It is a general | schematic whole perspective view of the straight pipe to which a bulge forming process is given. It is a principal part longitudinal cross-sectional view of the pipe expansion process metal mold | die along the longitudinal direction of a pipe expansion molded object. It is a longitudinal direction side view of the pipe expansion fabrication object produced without providing a flat part. It is side surface sectional drawing in alignment with the longitudinal direction of the pipe expansion molded object which shows the state by which the pipe expansion molded object of FIG. 3 was pressed and a deformation | transformation was formed. It is a definition explanatory drawing explaining the definition of a string and an arc in a pipe expansion part. It is a graph which shows the relationship between the length ratio of an arc and a chord, and processing precision. It is a longitudinal direction side view of a pipe expansion fabrication object concerning another embodiment.

Explanation of symbols

DESCRIPTION OF SYMBOLS 10 ... Straight pipe 14 ... Mold 18 for pipe expansion processing ... Lower mold 18 ... Upper mold 20 ... Cavity 22 ... Flat part shaping | molding part 24 ... Insert 26 ... Flat part 36 ... Deformation AR ... Arc C1 ... Virtual circle CH ... String IC ... Inscribed circle

Claims (2)

A bulge forming method applied to a tubular member,
A tubular member loaded in a bulge forming mold having a flat portion forming portion in the cavity is expanded by circulating a pressure fluid through a tubular member, thereby forming a circular arc shape in a longitudinal section of the tubular member. A tube-expanding step for forming a tube- expanded portion including an arc portion forming the flat portion and the flat portion formed by the flat portion forming portion ;
A molding step of performing a molding process to form a chord shape with respect to the arc portion by pressing the tube expansion portion including the flat portion ;
I have a,
In the tube expansion step, the flat portion is provided in the tube expansion step at a position where the length ratio defined by the following formula (1) is 0.2% or more and less than 1.0%. Bulge forming method.
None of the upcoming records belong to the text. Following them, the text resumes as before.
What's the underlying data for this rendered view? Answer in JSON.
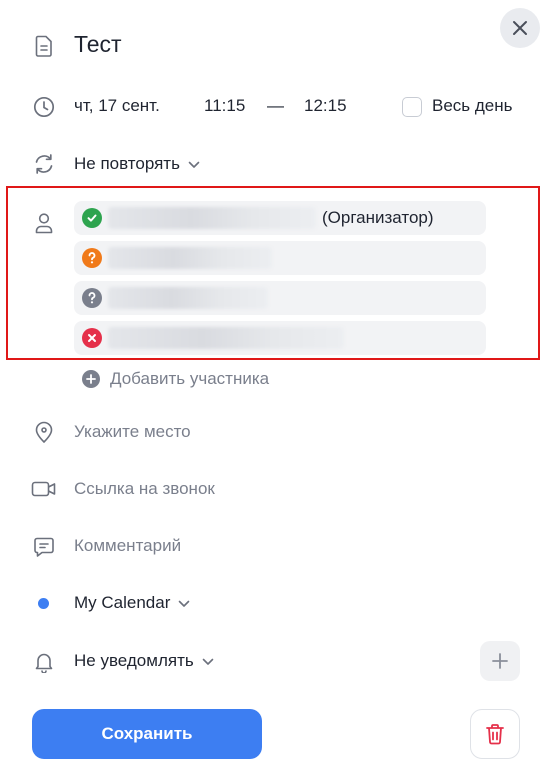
{
  "event": {
    "title": "Тест"
  },
  "datetime": {
    "date": "чт, 17 сент.",
    "start_time": "11:15",
    "separator": "—",
    "end_time": "12:15",
    "all_day_label": "Весь день"
  },
  "repeat": {
    "label": "Не повторять"
  },
  "participants": {
    "organizer_suffix": "(Организатор)",
    "items": [
      {
        "status": "accepted",
        "status_color": "#2ea44f",
        "role": "organizer"
      },
      {
        "status": "pending",
        "status_color": "#f07a1a"
      },
      {
        "status": "unknown",
        "status_color": "#7a7f8c"
      },
      {
        "status": "declined",
        "status_color": "#e5304a"
      }
    ],
    "add_label": "Добавить участника"
  },
  "location": {
    "placeholder": "Укажите место"
  },
  "call_link": {
    "placeholder": "Ссылка на звонок"
  },
  "comment": {
    "placeholder": "Комментарий"
  },
  "calendar": {
    "name": "My Calendar",
    "color": "#3d7ef2"
  },
  "notification": {
    "label": "Не уведомлять"
  },
  "actions": {
    "save_label": "Сохранить"
  },
  "colors": {
    "accent": "#3d7ef2",
    "delete": "#e5304a",
    "highlight": "#e01818"
  }
}
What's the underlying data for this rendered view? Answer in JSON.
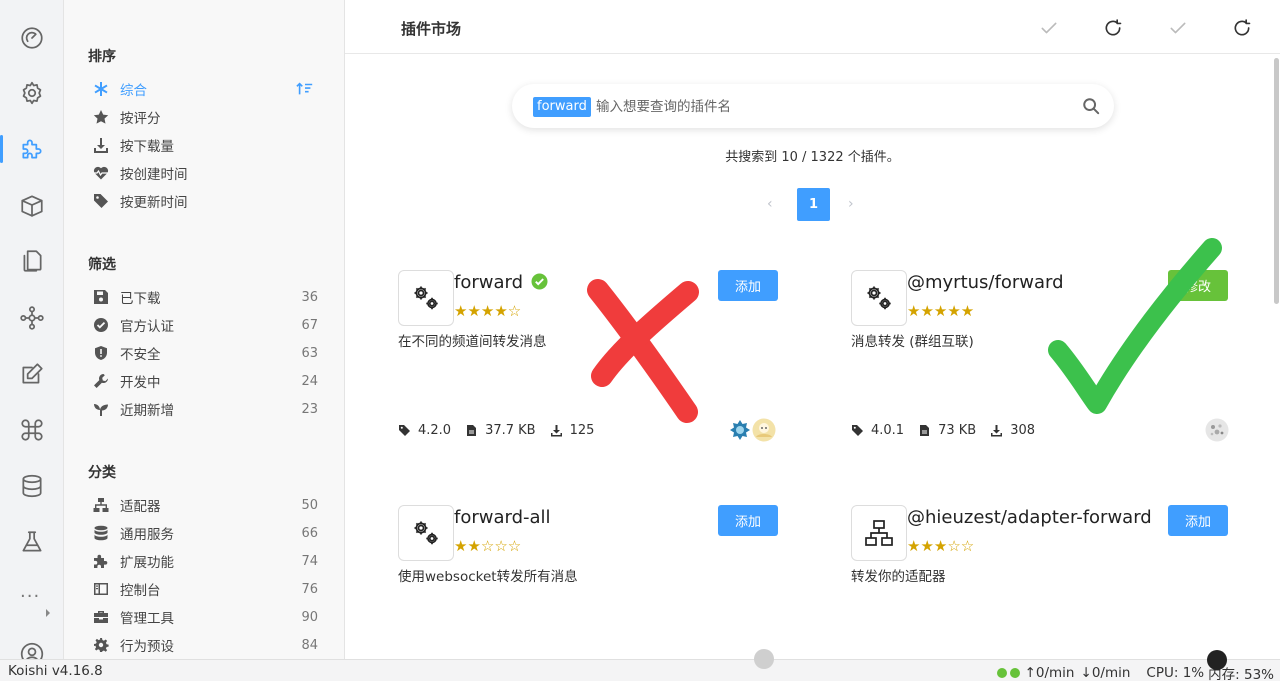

A tubular member loaded in a bulge forming mold having a flat portion forming portion in the cavity is expanded by circulating a pressure fluid through a tubular member, thereby forming a circular arc shape in a longitudinal section of the tubular member. Forming a tube expansion portion including a circular arc portion forming the flat portion and the flat portion formed by the flat portion forming portion, and forming a chord shape with respect to the arc portion by pressing the tube expansion portion including the flat portion used in the expanding process in bulge forming which includes a molding step of subjecting the molding to, a bulge forming die of order to Ru is tube expansion by flowing pressurized fluid into the tubular member,
A tube expansion part forming part for forming the tube expansion part including the arc part and the flat part;
Wherein provided on the expandable tube portion forming part, and the flat part forming portion flat portion length ratio defined is less than 0.2% or more and 1.0% you molded into the tubular member by the following formula (1) ,
I have a,
The flat part forming part forms a part of the pipe expansion part as a flat part when forming the pipe expansion part in the tubular member by the pipe expansion process .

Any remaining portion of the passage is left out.